I did have a look at the sticky but I'm still confused.

3x^2 + x - 2 > 0
I got
x > 2/3 and x > -1

For the interval notation I got
(-1, infinity) union (2/3, infinity)
(negative infinity, -1) union (2/3, infinity)

Why is that? :S

2. Originally Posted by Klutz
I did have a look at the sticky but I'm still confused.

3x^2 + x - 2 > 0
I got
x > 2/3 and x > -1

For the interval notation I got
(-1, infinity) union (2/3, infinity)
(negative infinity, -1) union (2/3, infinity)

Why is that? :S
3x^2 + x - 2 = (3x - 2)(x + 1) > 0

the graph of the parabola crosses the x-axis at x = -1 and x = 2/3

now, think about the graph of the parabola (opens upward, correct?) ... where is the graph below the x-axis? where is it above?

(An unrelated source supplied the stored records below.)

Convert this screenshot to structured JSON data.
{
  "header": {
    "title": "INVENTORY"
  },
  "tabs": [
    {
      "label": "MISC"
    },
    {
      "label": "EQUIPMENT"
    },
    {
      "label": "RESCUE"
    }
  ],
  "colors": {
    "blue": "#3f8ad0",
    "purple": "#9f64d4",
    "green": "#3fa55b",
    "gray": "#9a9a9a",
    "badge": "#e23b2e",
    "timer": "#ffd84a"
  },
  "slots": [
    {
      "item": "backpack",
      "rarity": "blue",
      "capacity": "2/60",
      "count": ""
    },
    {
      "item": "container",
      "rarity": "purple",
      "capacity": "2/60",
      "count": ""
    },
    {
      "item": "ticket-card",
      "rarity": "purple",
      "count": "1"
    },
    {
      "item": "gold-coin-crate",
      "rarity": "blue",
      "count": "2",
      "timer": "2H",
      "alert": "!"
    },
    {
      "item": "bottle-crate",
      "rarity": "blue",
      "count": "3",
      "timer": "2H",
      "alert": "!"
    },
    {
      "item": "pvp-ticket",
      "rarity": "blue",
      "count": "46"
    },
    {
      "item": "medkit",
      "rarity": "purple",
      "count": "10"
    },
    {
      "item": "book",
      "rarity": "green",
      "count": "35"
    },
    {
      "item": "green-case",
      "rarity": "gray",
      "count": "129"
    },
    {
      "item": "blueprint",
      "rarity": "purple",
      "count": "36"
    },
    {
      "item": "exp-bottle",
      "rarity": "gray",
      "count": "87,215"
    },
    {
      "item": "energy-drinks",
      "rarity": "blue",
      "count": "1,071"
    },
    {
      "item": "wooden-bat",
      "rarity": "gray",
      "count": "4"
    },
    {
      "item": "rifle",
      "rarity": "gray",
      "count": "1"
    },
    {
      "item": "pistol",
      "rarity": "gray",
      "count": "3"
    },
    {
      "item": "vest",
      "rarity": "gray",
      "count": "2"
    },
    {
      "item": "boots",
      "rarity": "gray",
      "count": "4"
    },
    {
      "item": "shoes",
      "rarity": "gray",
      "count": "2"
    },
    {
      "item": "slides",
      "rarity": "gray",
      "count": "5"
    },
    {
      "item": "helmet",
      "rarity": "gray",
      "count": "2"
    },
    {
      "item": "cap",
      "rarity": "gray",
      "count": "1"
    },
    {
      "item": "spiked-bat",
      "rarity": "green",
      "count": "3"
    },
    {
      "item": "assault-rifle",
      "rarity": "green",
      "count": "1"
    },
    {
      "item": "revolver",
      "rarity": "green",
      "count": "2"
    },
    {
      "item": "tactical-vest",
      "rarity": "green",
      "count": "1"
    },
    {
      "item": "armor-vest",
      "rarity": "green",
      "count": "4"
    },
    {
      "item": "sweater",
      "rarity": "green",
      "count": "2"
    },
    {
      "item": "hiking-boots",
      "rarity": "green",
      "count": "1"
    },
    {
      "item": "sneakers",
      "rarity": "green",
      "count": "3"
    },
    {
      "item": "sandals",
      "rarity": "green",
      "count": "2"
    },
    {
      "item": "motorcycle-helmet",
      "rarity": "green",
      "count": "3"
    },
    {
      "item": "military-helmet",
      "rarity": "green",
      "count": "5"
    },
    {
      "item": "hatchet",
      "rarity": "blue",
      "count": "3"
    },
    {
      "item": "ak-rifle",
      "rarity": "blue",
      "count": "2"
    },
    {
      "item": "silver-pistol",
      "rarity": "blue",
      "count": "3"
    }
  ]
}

3. oh I get it now thanks!

is it required to sketch the graph for this everytime?

4. Originally Posted by Klutz
oh I get it now thanks!

is it required to sketch the graph for this everytime?
not really "required", but it sure helps to visualize the intervals.

5. Hello, Klutz!

You had: . $3x^2 + x - 2 \:>\:0$

You factored and got: . $(x + 1)(3x-2) \:>\:0$

We have the product of two factors and it's suppose to be positive.
. . Under what conditions is this true?

Obviously, if both factors are positive, their product is positive.
. . (You saw this one.) **

Also, if both factors are negative, their product is positive.
. . (You missed this one!)

We have: . $\begin{Bmatrix}x + 1 \:<\:0 & \Rightarrow & x\:<\:-1 \\ 3x-2 \:<\:0 & \Rightarrow & x \:<\:\frac{2}{3} \end{Bmatrix}$

These can be condensed into: . $x \:<\:-1$

~ ~ ~ ~ ~ ~ ~ ~ ~ ~ ~ ~ ~ ~ ~ ~ ~ ~ ~ ~ ~ ~ ~ ~ ~ ~ ~ ~ ~ ~

**

You had: . $x \:>\:-1\,\text{ and }\,x \:>\:\frac{2}{3}$

Can you see that this is redundant?

You want numbers greater than $\text{-}1$ and greater than $\frac{2}{3}$

Any number greater than $\frac{2}{3}$ satisfies both inequalities.

They can be condensed: . $x \:>\:\frac{2}{3}$

The answer is: . $\begin{Bmatrix}
x \:<\:\text{-}1 & \text{or} & x \:>\:\frac{2}{3} \\ \\[-2mm]
(\text{-}\infty,\:\text{-}1) & \cup &(\frac{2}{3},\:\infty) \end{Bmatrix}$